We have Lady Anne Clifford 1590-1676, arguably one of England’s foremost feminists. Yet despite her inspiring story she has been a bit forgotten. She was an astonishing woman, the greatest northern lady of Stuart England. She lost her lands to her relatives because she was a woman. But this indomitable lady fought a famous court case against them and won and eventually got her Clifford lands restored to her. If a northern woman could achieve that in the early 17th century, what is stopping determined northern girls achieving equality in everything now? She ought to be compulsory for everyone who lives in Cumbria to learn about in school.
Then there is the Battle of Clifton Moor 1754, no one seems to know about that either.

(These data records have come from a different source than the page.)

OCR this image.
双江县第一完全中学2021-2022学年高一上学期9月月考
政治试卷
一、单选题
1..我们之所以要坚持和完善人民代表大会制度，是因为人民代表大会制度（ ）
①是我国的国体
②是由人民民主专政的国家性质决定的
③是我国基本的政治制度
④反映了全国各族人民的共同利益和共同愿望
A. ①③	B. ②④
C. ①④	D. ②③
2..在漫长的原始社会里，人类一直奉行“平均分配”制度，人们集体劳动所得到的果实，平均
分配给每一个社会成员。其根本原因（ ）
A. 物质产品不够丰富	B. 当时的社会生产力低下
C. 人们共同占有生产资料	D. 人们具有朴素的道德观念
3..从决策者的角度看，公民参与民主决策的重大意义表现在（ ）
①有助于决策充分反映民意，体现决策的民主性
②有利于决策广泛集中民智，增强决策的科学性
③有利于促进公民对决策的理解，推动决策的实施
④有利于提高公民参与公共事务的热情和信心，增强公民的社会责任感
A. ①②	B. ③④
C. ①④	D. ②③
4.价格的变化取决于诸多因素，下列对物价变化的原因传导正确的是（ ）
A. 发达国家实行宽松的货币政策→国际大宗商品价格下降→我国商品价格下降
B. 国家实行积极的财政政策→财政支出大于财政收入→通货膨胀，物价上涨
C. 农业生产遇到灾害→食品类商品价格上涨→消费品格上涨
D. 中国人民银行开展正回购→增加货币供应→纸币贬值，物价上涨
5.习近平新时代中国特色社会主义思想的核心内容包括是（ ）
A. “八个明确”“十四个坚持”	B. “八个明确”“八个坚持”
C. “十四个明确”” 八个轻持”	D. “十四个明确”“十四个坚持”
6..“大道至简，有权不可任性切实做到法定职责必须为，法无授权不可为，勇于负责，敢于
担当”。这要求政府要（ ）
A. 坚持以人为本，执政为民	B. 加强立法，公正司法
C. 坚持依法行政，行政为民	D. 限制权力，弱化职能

Well that was the last battle ever fought in England. It was a rearguard action fought to cover the retreat of Bonny Prince Charlie after the 1745 rebellion, which he nearly won to regain the crown for the Stuart dynasty, before he was finally defeated at Culloden near Inverness.
Then we have the amazing story of Hugh Lowther 1857-1944 who unexpectedly (he was the younger brother) inherited the family title to become the 5th Earl of Lonsdale in 1882. He was known as the Yellow Earl for his penchant for the colour (not because of his penchant for flamboyant living!). Hugh was a founder and first President of the Automobile Association (AA) which adopted his yellow livery. He lived a life of ostentatious pleasure, lavish entertainment, legendary shooting parties and royal visitors, which included the German Kaiser in 1895 and again in 1902. The Kaiser was so impressed that he bestowed an honorary Title on Hugh Lowther, which is the German equivalent to ‘Master of the King’s Horse’. At the end of his tenure the family money was running dry and the roof of Lowther Castle coming off after the Second World War. A real Downton here in Penrith and with a better storyline than the real one!
With this astonishing history tell me, ‘how good are we at diverting a part of the river of money that goes past every day into Penrith into tourists who spend their money here? Like us we are sure you think we could do so much better. Look at the signs on the M6. Can you imagine an Italian town that doesn’t have a sign for ‘Centro Storico’? But here the signs just tell you how leave Penrith and visit lots of other places but our wonderful town. In the railway station shelves of leaflets; not a single one about the town of Penrith or what you can find here. Really awful signage…the one that takes the biscuit is the sign outside the Tourist Office itself that has no information whatsoever about the sites in our town. Penrith looks tired because of poor management and funding. It is a gem of a place and it deserves to shine.

We need to sort some parking including park and ride facilities; the Local Plan has a good idea here for a multi storey carpark in Myers Lane but it doesn’t go far enough. We need to create easy access from this point over the railway and into the Town Centre. We need signed tourist walks, we need to produce leaflets, online guides and online walks, we need an online video like the one we made in under a week on the cheap for our campaign, we need to tell people where all the wonderful independent retailer’s shops are, where the best cafes and restaurants serving delicious local food are, and we need to use marketing nous to sell our town to people who are driving up to Scotland in their droves.

If we could get this right then we wouldn’t have empty shops in Penrith and we would have a ‘quality problem’ – a Penrith heaving with people like it used to. Perhaps then we could get a market back in Great Dockray and start to showcase the wonderful, fascinating alleyways of our beautiful market town.
Do we need a new town 2.5 miles away to do any of this?
Why haven’t we done it before? Well it’s the fault of our useless hopeless Tory Council.